Se poderia ainda citar aqueles fatores individuais que têm grande impacto sobre nossa saúde individual e que poderiam ser chamados de “determinantes existenciais da saúde”. Trata-se daquelas escolhas pessoais que fazemos e que podem nos deixar felizes ou miseráveis pelo resto de nossas vidas. Exemplos disso são coisas importantes como trabalhar em uma atividade que nos traga satisfação pessoal, traçar objetivos de vida que sejam compatíveis com nossas possibilidades e escolher bem as pessoas (cônjuges, amigos, etc.) que nos acompanharão ao longo dessa longa e sinuosa caminhada que é a vida humana.
É fundamental lembrarmos que nossa saúde vai muito além dos níveis de substâncias variadas que são medidas em nossos exames de sangue. O que entendemos por saúde é na verdade o resultado de um amplo mosaico de fatores que incluem, além dos dados biométricos, nossa herança genética, nossa condição socioeconômica, as escolhas pessoais feitas ao longo da vida, o contexto em que vivemos em nível local e global, nosso grau de satisfação com a vida, entre tantos outros.
A boa notícia é que temos condições de agir em maior ou menor grau sobre todos esses fatores ao longo da vida, desde que sejamos capazes de perceber a sua importância e de fazer as escolhas certas. A visão mecanicista da medicina atual aponta todas as suas luzes para dados biométricos e acaba tirando o foco daqueles fatores que parecem alheios à medicina, mas que podem ser imensamente importantes para nos sentirmos saudáveis. É fundamental percebermos é que os médicos – quando adquirem uma visão mais ampla do que seja a saúde humana – podem ser grandes parceiros das pessoas nessa busca por saúde.
Assim, não deveríamos nos espantar se um médico sugerir a uma pessoa deprimida que mude de emprego, abandone as redes sociais ou termine um relacionamento tóxico em vez de simplesmente receitar um medicamento “antidepressivo”. Isso porque não há muita lógica em usar um remédio qualquer e persistir em hábitos de vida nefastos que tendem a perpetuar a depressão. E o mesmo raciocínio vale para tantas outras condições comuns hoje em dia como obesidade, doenças cardiovasculares, ansiedade ou hipertensão.
Todos esses determinantes sociais, comerciais ou existenciais de nossa saúde podem ser pelo menos tão importantes como os dados biométricos e, assim, deveriam ser analisados em conjunto com eles na hora de definir qualquer plano terapêutico.
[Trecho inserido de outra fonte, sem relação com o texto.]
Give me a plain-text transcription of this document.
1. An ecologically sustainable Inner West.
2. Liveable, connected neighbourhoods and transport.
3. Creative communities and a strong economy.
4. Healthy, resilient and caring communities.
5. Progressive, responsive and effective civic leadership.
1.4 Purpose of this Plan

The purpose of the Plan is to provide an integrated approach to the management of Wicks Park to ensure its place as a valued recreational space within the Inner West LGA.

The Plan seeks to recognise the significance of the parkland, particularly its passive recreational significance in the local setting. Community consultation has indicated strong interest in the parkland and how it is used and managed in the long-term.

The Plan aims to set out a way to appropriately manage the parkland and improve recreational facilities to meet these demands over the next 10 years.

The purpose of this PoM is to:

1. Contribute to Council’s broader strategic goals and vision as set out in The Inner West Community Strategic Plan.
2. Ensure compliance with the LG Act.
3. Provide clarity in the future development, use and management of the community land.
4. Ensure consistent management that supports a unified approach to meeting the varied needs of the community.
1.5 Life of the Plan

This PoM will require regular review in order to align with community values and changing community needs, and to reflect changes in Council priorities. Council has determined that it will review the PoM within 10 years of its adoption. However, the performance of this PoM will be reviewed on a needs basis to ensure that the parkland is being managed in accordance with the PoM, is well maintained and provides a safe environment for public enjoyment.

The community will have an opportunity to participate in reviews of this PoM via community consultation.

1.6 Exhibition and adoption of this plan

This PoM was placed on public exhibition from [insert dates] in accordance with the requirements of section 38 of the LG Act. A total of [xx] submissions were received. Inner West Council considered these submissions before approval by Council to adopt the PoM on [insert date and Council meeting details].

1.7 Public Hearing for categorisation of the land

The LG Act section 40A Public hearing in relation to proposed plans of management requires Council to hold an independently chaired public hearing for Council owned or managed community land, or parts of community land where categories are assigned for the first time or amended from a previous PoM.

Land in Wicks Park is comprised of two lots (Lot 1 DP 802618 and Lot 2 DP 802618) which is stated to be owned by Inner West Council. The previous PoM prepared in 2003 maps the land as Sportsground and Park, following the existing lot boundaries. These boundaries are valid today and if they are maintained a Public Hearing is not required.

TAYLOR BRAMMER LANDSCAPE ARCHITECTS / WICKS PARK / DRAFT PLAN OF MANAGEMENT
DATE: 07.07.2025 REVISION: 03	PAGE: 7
Se nossa saúde está diretamente relacionada com a vida que levamos, nada mais natural que realizarmos algumas mudanças em nossas vidas a fim de recuperar a saúde perdida. Muitas vezes, tudo o que precisamos é de um pouco mais de reflexão e de uma mudança de rota.
André Islabão é médico, integrante do movimento Slow Medicine Brasil e autor dos livros Slow Medicine – Sem pressa para cuidar bem, O risco de cair é voar e Entre a estatística e a medicina da alma – Ensaios não controlados do Dr. Pirro.